“Build Back Better” is the slogan used by the advocates of the Biden Administration’s Infrastructure Investment and Jobs Act. The bipartisan backed infrastructure bill that came into law on 5 November ’21 aims to stimulate demand for domestically sourced materials. But will the U.S. be able to supply all of the metals it needs to execute the projects under the US$ 1.2 trillion new law?
According to the American Iron and Steel Institute (AISI), demand for American steel could increase by as much as five (5) million tons for every US$100 billion of new investment under the new law. With the ambitions to set up American (domestic) supply chains for raw materials, there is tremendous pressure on local companies to ramp up production of the materials that are required to realize these projects. Steel is just one of them. The new law will jolt demand for industrial metals and battery materials as the country pours funding into everything from solar panels and electric vehicle charging stations, to roads, bridges and public transportation. A good example is copper. The ambition to build America’s first network of EV charging stations by placing at least 500,000 fast chargers along the nation’s highways will ramp up the demand for high amperage thick cables to supply electricity to fast-chargers. Copper will play a crucial role, as it is the best conductor of electricity.
The U.S. seems to be heading for the perfect storm. The country is well into its economic recovery from the COVID-19 pandemic with major steel companies already operating near full capacity and the country lacks a strong local upstream industry for the mining and processing of the critical minerals so desperately needed to accommodate the transition to a clean energy system. The absence of an upstream industry for critical minerals is perhaps the biggest vulnerability to the country’s supply chain.
Setting up an American supply chain for critical minerals
Under the new law, the U.S. Department of Energy (DoE) is authorized to release US$6 billion in funding through loan and grant programs aimed at advancing battery material processing, as well as battery manufacturing and recycling. The bill also codifies an initiative within the U.S. Geological Survey (USGS) to collect critical mineral resource location data. According to the USGS, the U.S. has only explored 12% of federal lands for the presence of critical minerals resources. That means the country is missing out of opportunities to explore for and mine critical minerals at home. The new law also aims to cut through the jungle of federal permitting for mining projects in an attempt to support the mining of critical minerals on federal land. Today there are about 36 different federal laws and regulations governing the permitting process for mining. One has to bear in mind that each individual state has its own set of local regulations as well.
Programs to improve U.S. competitiveness by taking more control of raw materials supply chains are a crucial part of the framework of the Infrastructure Investment and Jobs Act. However, it will take years before these programs will bear fruit. In the meantime, the U.S. will have to deal with the paradox that it gradually becomes more dependent on imported industrial metals and battery materials at a moment when steel, iron ore, copper, lithium and several other metals are already in tight supply. The lack of upstream infrastructure in the U.S. means that critical minerals are imported and undergo various chemical processes — such as concentrating, refining and smelting — in China. China has a firm grip on the processing of several critical minerals and forms the epicenter for battery anode, cathode and electrolyte production. The U.S. lags far behind in capacity.
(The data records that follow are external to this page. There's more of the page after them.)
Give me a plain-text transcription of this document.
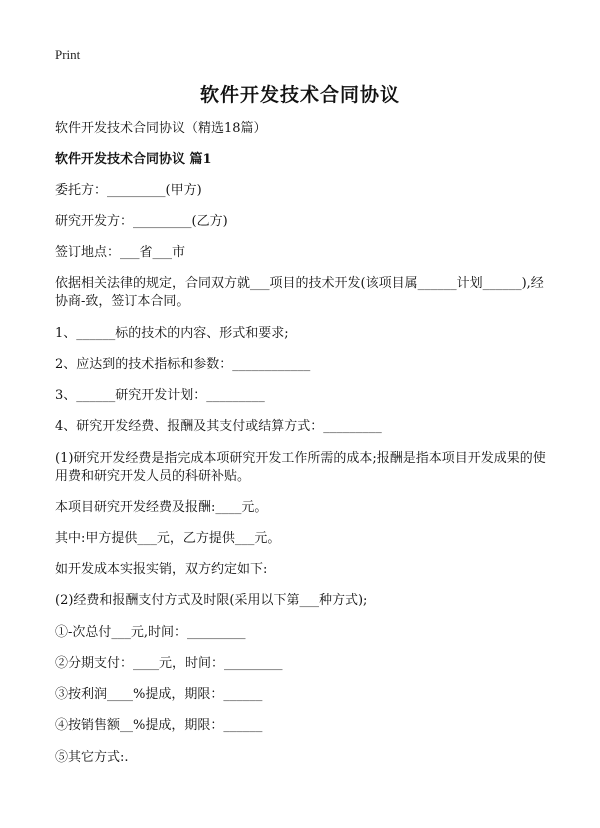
Print
软件开发技术合同协议

软件开发技术合同协议（精选18篇）

软件开发技术合同协议 篇1

委托方：_________(甲方)

研究开发方：_________(乙方)

签订地点：___省___市

依据相关法律的规定，合同双方就___项目的技术开发(该项目属______计划______),经协商-致，签订本合同。

1、______标的技术的内容、形式和要求;

2、应达到的技术指标和参数：____________

3、______研究开发计划：_________

4、研究开发经费、报酬及其支付或结算方式：_________

(1)研究开发经费是指完成本项研究开发工作所需的成本;报酬是指本项目开发成果的使用费和研究开发人员的科研补贴。

本项目研究开发经费及报酬:____元。

其中:甲方提供___元，乙方提供___元。

如开发成本实报实销，双方约定如下:

(2)经费和报酬支付方式及时限(采用以下第___种方式);

①-次总付___元,时间：_________

②分期支付：____元，时间：_________

③按利润____%提成，期限：______

④按销售额__%提成，期限：______

⑤其它方式:.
What to do in the meantime?
The only way the U.S. will be able to make its infrastructure plans a success is by collaborating with other countries. Reaching out to resource rich allies such as Canada and Australia is obvious. Less obvious and perhaps even bold is to reach out to Chinese companies. China did not become a critical minerals superpower by itself, overnight. It accepted, after two oil crises, that it lacked the technology and expertise to create an energy system that was not dependent on fossil fuels. It invited foreign companies to deploy their expertise in China to help build a critical minerals supply chain but, all this time, made sure that it kept control of its mines and over its domestic projects. Instead of fighting over pieces of the metaphorical cake, perhaps the two superpowers can find a way to make the cake larger. Many Chinese companies – from refiners to battery makers – are eager to enter big promising markets like the U.S. and Europe. Europe has acknowledged this and is already collaborating with CATL, the world’s largest battery producer, to construct a gigafactory in Germany. Partnerships on a quid pro quo basis, whereby the US and EU open their market for foreign technology and money but in return sign agreements with Chinese companies to jointly develop new upstream assets, could be a collaborative way to make the cake larger. The world will need all the critical minerals and processing capacity it can get if economic powers like the U.S., the EU and China are serious about climate change. Chopping up the world in ‘spheres of influence’ to secure access over assets that hold critical minerals only makes sense if you have the know-how, capacity and funding to actually develop these assets. If you do not have that (yet) then perhaps it’s worth working with those who have in the meantime.